Certes, il n'existe pas de forme totalement retranchée de son archétype éternel ; mais cette loi trop générale ne saurait être invoquée ici, et cela pour la raison suivante : pour qu'une forme oit un symbole, il faut qu'elle se situe dans un certain ordre hiérarchique par rapport à l'homme. Distinguons, pour être précis, trois aspects du symbolisme inhérent aux choses : le premier se réduit à l'existence même d'une forme, et en ce sens, toute chose manifeste son origine céleste ; le second aspect est le sens d'une forme, sa portée intellectuelle, soit à l'intérieur d'un système donné, soit encore en elle-même par son caractère plus ou moins essentiel et prototypique ; enfin, il y a l'efficacité spirituelle du symbole qui présuppose chez l'homme qui l'utilise, une conformité à la fois psychique et rituelle à une certaine tradition.

Nous avons insisté sur ce point, parce que Julius Evola méconnaît l'importance cruciale d'un rattachement traditionnel, tout en admettant la possibilité d'un développement spirituel spontané ou irrégulier, guidé par une sorte d'instinct inné et éventuellement actualisé par l'acceptation de la crise du monde actuel comme une catharsis délivrante. C'est là presque l'unique perspective qui resterait ouverte à l' « homme différencié » de nos temps, car l'appartenance à une religion se réduit, pour Evola, à l'intégration dans un milieu collectif plus ou moins décadent, tandis que la possibilité d'une initiation régulière serait à écarter : « ...Retenons que de nos jours, elle (cette possibilité) doit être pratiquement exclue ou presque, par suite de l'inexistence quasi complète des organisations respectives. Si les organisations de ce genre ont toujours eu, en Occident, un caractère plus ou moins souterrain à cause du caractère de la religion qui parvint à y prédominer et de ses initiatives de répression et de persécution, elles ont entièrement disparu dans les derniers temps. En ce qui concerne d'autres régions, l'Orient surtout, ces organisations y sont devenues toujours plus rares et inaccessibles, à moins que les forces dont elles étaient les véhicules n'aient été retirées d'elles, parallèlement au processus général de dégénérescence et de modernisation qui a fini par envahir même ces régions. De nos jours, même l'Orient n'est plus capable de donner autre chose que des dérivés ou un ''régime de résidus'' ; on est forcé de l'admettre rien qu'en considérant le niveau spirituel des Asiatiques qui ont commencé à exporter et à divulguer chez nous la sagesse orientale... »
 
Ce dernier jugement n'est absolument pas concluant : si les Asiatiques en question étaient les vrais représentants des traditions orientales, les divulgueraient-ils ? Mais supposons qu'Evola ait raison avec son jugement des organisations traditionnelles en tant que groupements humains : sa façon de voir n'en comporte pas moins une grave erreur d'optique, car aussi longtemps qu'une tradition conserve intactes ses formes essentielles, elle ne cesse d'être le garant d'une influence spirituelle – ou d'une grâce divine – dont l'action, si elle n'est pas toujours apparente, dépasse incommensurablement tout ce qui est dans le pouvoir de l'homme. Nous savons bien qu'il existe des méthodes ou des voies, comme le Zen, qui se fondent sur le ''pouvoir de soi-même'' et qui se distinguent en cela d'autres voies se fondant sur le ''pouvoir de l'autre'', c'est-à-dire en dehors du cadre formel d'une tradition donnée. Le Zen notamment, qui offre peut-être, l'exemple le plus saillant d'une spiritualité non formelle, est parfaitement, et même particulièrement, conscient de la valeur des formes sacrées. On dépasse les formes, non en les rejetant d'avance, mais en les intégrant dans leurs essences supra-formelles.  

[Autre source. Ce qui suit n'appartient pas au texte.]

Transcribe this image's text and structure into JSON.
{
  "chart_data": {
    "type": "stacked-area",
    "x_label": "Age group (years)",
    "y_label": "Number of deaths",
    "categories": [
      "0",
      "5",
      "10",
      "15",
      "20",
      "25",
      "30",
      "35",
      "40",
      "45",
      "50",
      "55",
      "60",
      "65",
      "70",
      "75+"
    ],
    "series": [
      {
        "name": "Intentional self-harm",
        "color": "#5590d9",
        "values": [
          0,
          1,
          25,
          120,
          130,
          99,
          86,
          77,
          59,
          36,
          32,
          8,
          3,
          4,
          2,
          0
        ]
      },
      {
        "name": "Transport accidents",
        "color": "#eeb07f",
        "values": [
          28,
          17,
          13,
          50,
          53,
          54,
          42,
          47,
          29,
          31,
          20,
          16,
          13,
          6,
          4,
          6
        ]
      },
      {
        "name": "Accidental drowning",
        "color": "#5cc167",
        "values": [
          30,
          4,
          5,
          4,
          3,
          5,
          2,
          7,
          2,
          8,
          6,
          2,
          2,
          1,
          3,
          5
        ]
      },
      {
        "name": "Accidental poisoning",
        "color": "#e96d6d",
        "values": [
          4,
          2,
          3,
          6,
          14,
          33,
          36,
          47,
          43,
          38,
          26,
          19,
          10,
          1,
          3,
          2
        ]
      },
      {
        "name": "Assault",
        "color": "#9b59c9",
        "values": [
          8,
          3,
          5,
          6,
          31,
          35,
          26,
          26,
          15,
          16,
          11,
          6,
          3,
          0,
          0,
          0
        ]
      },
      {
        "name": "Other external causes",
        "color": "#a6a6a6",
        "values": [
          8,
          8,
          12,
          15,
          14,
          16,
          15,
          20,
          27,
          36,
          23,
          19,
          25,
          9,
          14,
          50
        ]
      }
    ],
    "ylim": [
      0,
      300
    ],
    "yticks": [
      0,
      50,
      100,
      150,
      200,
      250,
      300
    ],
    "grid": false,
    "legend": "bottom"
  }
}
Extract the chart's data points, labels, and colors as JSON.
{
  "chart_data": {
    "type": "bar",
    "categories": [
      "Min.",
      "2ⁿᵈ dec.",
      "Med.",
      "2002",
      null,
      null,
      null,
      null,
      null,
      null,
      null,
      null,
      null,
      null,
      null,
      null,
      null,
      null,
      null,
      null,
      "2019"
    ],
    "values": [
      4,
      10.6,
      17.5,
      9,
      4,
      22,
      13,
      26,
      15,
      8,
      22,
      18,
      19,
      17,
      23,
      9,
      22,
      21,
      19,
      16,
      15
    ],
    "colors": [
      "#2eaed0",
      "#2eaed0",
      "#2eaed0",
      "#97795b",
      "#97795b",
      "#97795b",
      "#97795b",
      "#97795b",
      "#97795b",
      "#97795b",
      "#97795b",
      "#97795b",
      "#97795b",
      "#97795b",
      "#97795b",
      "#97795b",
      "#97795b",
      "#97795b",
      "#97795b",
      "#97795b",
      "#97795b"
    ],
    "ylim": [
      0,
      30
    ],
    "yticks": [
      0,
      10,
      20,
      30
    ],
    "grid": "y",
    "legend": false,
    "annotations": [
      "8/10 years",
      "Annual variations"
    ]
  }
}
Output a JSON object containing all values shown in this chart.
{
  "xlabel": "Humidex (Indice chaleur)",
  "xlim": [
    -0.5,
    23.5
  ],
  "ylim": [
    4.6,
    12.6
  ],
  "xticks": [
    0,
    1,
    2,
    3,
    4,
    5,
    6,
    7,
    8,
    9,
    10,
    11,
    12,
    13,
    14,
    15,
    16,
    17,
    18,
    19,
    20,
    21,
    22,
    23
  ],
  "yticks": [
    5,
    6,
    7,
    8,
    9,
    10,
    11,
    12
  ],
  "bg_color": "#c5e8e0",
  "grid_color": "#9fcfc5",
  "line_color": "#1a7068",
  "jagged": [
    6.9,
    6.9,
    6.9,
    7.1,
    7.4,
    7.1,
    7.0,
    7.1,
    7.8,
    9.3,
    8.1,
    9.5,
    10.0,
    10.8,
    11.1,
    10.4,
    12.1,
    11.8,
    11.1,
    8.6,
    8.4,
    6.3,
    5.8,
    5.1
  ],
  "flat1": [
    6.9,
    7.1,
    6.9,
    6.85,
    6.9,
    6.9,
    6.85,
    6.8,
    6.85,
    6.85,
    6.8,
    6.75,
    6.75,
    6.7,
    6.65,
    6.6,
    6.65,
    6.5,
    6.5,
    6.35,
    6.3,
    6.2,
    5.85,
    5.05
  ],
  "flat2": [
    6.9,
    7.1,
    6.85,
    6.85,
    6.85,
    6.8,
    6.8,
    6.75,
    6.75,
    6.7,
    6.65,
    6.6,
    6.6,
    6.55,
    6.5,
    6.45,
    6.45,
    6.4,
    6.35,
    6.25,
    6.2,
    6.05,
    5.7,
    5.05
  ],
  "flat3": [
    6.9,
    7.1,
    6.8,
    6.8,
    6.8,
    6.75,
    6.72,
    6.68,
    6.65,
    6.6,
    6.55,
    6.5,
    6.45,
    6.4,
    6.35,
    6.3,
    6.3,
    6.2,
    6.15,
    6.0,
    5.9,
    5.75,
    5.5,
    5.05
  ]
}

D'ailleurs, Evola défnit lui-même la fonction médiatrice de la forme quand il parle du rôle du « type » spirituel, qu'il oppose à l'individu ou à la « personnalité » au sens profane et moderne du terme : « Le type (la tipicità) représente le point de contact entre l'individuel et le supraindividuel, la limite entre les deux correspondant à une forme parfaite. Le type désindividualise, en ce sens que la personne incarne alors essentiellement une idée, une loi, une fonction... ». L'auteur précise bien que le type spirituel se situe normalement dans le cadre d'une tradition, mais il ne conclut pas, apparemment, à la nature typique, c'est-à-dire implicitement supraindividuelle, de toute forme sacrée, sans doute parce qu'il n'envisage pas ce que les religions monothéistes appellent révélation. Or, il est inconséquent d'admettre la « dimension transcendante » de l'être – autrement dit la participation effective de l'intellect humain à l'intellect universel – sans admettre également la révélation, c'est-à-dire la manifestation de cet Intellect ou Esprit en formes objectives. Il y a un rapport rigoureux entre la nature supraformelle, libre et indéterminée de l'Esprit et son expression spontanée – donc « donnée par le Ciel » – en des formes nécessairement déterminée et immuables. Par leur origine, qui est illimitée et inexhaustible, les formes sacrées, bien que limitées et « arrêtées », sont les véhicules d'influences spirituelles, donc de virtualités d'infini, et à cet égard il est tout à fait impropre de parler d'une tradition dont il n'existerait plus que la forme, l'esprit s'étant retiré d'elle comme l'âme a quitté un cadavre : la mort d'une tradition commence toujours par la corruption de ses formes essentielles.

Selon toutes les prophéties, le dépôt sacré de la Tradition intégrale subsistera jusqu'à la fin du cycle ; cela signifie qu'il y aura toujours quelque part une porte ouverte. Pour les hommes capables de dépasser le plan des écorces et animés d'une volonté singulière, ni la décadence du monde environnant, ni l'appartenance à tel peuple ou tel milieu, ne constituent des obstacles absolus.  
Quaerite et invenietis.

Revenons un instant au titre du livre d'Evola : l'adage qu'il faut « chevaucher le tigre » si l'on ne veut pas être déchiré par lui, comporte évidemment un sens tantrique ; le tigre est alors l'image de la force passionnelle qu'il faut dompter. On peut se demander si cette métaphore convient réellement à l'attitude de l'homme spirituel à l'égard des tendances destructives du monde moderne : remarquons d'abord que n'importe quoi n'est pas un « tigre » ; derrières les tendances et les formes que Julius Evola envisage, nous ne trouverons aucune force naturelle et organique, aucune shakti dispensatrice de puissance et de beauté ; or, l'homme spirituel peut utiliser rajas, mais il doit rejeter tamas ; enfin il y a des formes et des attitudes qui sont incompatibles avec la nature intime de l'homme spirituel et avec les rythmes de toute spiritualité. En réalité, ce ne sont pas les caractères particuliers, artificiels et hybrides du monde moderne qui peuvent nous servir de support spirituel, mais bien ce qui, dans ce monde, est de tous les temps.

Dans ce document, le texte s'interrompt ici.